Let's consider the real roots of the following equation in x: $$x^5+\epsilon x =1.$$ Here $\epsilon\ge0$ is a real parameter. When $\epsilon=0$ the only root is $x=1.$ For a general $\epsilon>0$ we know that there is no closed form solution, so this is the perfect candidate for a series expansion: $$x(\epsilon)=1+a_1\epsilon+a_2\epsilon^2+a_3\epsilon^3+\dots$$ If we work out the coefficients $$\mathbf{a}=(-\frac{1}{5},-\frac{1}{25},-\frac{1}{125},0,-\frac{21}{15625},\dots)$$ we come to the conclusion that $$a_{4+5k}=0,\text{ for }k=0,1,2,\dots$$ My question is why does this happen every five indices? My guess is that it has to do with the order of the equation.

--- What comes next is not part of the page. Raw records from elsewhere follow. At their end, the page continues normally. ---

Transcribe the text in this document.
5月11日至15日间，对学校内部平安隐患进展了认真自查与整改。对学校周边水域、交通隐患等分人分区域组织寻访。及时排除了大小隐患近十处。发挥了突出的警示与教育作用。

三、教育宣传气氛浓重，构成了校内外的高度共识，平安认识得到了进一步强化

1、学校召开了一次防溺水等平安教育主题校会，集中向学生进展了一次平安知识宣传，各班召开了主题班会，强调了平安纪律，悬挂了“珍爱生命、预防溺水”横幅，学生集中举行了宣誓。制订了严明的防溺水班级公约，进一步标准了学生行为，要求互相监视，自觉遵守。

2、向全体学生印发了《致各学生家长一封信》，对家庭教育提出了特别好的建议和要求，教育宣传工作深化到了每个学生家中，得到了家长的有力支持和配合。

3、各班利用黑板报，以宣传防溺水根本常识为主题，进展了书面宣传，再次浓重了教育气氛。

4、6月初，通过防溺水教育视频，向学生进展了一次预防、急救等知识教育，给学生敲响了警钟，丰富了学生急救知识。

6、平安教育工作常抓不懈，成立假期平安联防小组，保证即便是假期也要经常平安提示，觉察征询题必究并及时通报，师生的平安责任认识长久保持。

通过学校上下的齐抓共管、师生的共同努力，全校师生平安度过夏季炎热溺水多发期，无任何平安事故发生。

However when I do the actual computation it's not at all obvious and it seems to happen by chance! Terrible!
All ideas/comments welcome
Let us do the same for $$x^n+\epsilon x =1$$ and use $$x=1+\sum_{i=1}^{2n} a_i\epsilon^i$$ Now, using the binomial theorem or Taylor expansion around $\epsilon=0$, by identification, we can find that $$a_1=-\frac 1n$$ $$a_2=-\frac{(n-3)}{2 n^2}$$ $$a_3=-\frac{(n-4) (n-2)}{3 n^3}$$ $$a_4=-\frac{(n-5) (2 n-5) (3 n-5)}{24 n^4}$$ $$a_5=-\frac{(n-6) (n-3) (n-2) (2 n-3)}{10 n^5}$$ $$a_6=-\frac{(n-7) (2 n-7) (3 n-7) (4 n-7) (5 n-7)}{720 n^6}$$ $$a_7=-\frac{(n-8) (n-4) (n-2) (3 n-8) (3 n-4) (5 n-8)}{315 n^7}$$ $$a_8=-\frac{(n-9) (n-3) (2 n-9) (2 n-3) (4 n-9) (5 n-9) (7 n-9)}{4480 n^8}$$ $$a_9=-\frac{(n-10) (n-5) (n-2) (2 n-5) (3 n-10) (3 n-5) (4 n-5) (7 n-10)}{4536 n^9}$$In this, you can notice that $a_k$ has, as a factor, $(n-k-1)$ and this explains that.